DIG / À l’approche de l’entrée en vigueur du règlement européen contre la déforestation (EUDR), prévue le 30 décembre 2026, les industriels gabonais se tournent davantage vers la Chine, l’Inde et plusieurs marchés asiatiques.
Plus de 500 milliards FCFA de bois exportés
Selon les données de l’ONU citées par Wood Central, le Gabon a exporté pour 837,25 millions de dollars de bois en 2023, soit environ 502,4 milliards de FCFA.
La Chine représentait, à elle seule, 39,5 % de ces exportations, soit près de 330,7 millions de dollars (198,4 milliards de FCFA).
L’Inde comptait pour 16,1 %, soit environ 134,8 millions de dollars (80,9 milliards de FCFA).
La tendance pourrait encore s’accentuer. Les acheteurs chinois reviennent notamment sur l’okoumé, tandis que le Bangladesh et le Pakistan renforcent leurs achats sur certaines essences africaines.
L’Europe devient plus coûteuse à servir
Le durcissement des exigences européennes explique en partie cette réorientation.
L’EUDR impose notamment de pouvoir démontrer qu’un bois commercialisé sur le marché européen n’est pas issu de la déforestation et d’en assurer la traçabilité, jusqu’aux coordonnées des parcelles.
Pour les producteurs gabonais, le coût administratif de cette conformité s’ajoute aux exigences déjà existantes en matière de légalité, de certification, de traçabilité et de contrôle douanier.
L’ITTO estime ainsi que l’attractivité de l’Europe comme débouché pourrait progressivement être réévaluée.
Un virage stratégique pour le Gabon
Cette diversification constitue une opportunité, mais aussi un risque : réduire la dépendance au marché européen peut sécuriser les débouchés, tout en renforçant la dépendance à l’égard de l’Asie.
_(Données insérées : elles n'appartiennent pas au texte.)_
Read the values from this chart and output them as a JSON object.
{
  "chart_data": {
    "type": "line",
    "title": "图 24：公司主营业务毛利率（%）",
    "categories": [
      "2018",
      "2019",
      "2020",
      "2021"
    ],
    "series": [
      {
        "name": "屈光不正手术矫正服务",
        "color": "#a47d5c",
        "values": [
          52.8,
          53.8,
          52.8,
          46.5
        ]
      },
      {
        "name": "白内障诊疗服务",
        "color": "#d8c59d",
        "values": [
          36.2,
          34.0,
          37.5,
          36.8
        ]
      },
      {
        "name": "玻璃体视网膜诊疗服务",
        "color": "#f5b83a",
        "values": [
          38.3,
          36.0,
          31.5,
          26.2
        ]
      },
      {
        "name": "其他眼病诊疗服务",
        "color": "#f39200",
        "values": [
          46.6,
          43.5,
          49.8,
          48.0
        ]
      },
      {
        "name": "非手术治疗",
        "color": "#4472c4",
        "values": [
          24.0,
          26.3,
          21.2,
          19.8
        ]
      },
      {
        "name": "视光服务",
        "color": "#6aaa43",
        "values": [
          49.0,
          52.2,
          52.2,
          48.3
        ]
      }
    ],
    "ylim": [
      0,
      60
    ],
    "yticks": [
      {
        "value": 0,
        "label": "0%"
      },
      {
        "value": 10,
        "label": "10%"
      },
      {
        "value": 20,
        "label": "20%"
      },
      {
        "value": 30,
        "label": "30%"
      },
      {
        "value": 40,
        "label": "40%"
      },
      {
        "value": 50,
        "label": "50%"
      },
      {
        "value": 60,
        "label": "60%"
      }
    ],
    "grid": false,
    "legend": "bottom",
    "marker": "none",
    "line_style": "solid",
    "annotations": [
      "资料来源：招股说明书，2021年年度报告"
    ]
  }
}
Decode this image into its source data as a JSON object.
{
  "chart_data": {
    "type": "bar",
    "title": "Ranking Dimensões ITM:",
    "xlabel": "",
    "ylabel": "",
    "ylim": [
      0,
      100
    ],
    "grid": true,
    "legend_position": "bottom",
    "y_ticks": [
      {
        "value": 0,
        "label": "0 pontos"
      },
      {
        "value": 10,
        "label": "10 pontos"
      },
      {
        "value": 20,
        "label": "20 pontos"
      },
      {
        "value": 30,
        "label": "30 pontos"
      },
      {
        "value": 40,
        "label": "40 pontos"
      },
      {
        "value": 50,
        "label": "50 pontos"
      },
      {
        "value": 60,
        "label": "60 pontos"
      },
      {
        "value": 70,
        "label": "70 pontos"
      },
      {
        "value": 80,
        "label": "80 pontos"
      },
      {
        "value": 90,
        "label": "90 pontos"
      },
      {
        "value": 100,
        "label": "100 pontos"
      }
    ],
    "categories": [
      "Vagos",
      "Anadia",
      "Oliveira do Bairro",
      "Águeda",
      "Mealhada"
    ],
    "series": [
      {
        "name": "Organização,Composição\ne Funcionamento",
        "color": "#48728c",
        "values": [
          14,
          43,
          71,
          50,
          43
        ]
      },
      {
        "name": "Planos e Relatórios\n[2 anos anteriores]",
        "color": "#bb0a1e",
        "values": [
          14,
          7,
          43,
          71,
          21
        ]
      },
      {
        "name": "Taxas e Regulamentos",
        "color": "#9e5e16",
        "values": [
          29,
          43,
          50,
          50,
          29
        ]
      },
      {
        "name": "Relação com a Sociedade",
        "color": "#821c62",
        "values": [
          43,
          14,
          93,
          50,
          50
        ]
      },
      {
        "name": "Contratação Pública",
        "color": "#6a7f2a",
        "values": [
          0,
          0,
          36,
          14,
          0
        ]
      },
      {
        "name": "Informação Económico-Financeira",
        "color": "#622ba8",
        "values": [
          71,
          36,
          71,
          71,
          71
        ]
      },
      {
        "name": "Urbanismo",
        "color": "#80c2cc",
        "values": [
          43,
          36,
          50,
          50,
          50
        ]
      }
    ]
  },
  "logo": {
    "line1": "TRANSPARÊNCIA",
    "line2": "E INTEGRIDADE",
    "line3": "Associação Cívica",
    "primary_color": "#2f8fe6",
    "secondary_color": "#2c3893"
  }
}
Pour le Gabon, l’enjeu sera surtout de préserver la valeur créée localement.
Depuis l’interdiction des exportations de grumes en 2010, le pays mise sur la transformation locale du bois.
La prochaine bataille sera donc de conquérir de nouveaux marchés tout en développant davantage les produits à plus forte valeur ajoutée.
Avec plus de 500 milliards de FCFA de bois exportés en 2023, le déplacement des marchés vers l’Asie n’est pas un simple changement de destination : c’est un enjeu majeur pour les recettes d’exportation et la stratégie industrielle du Gabon.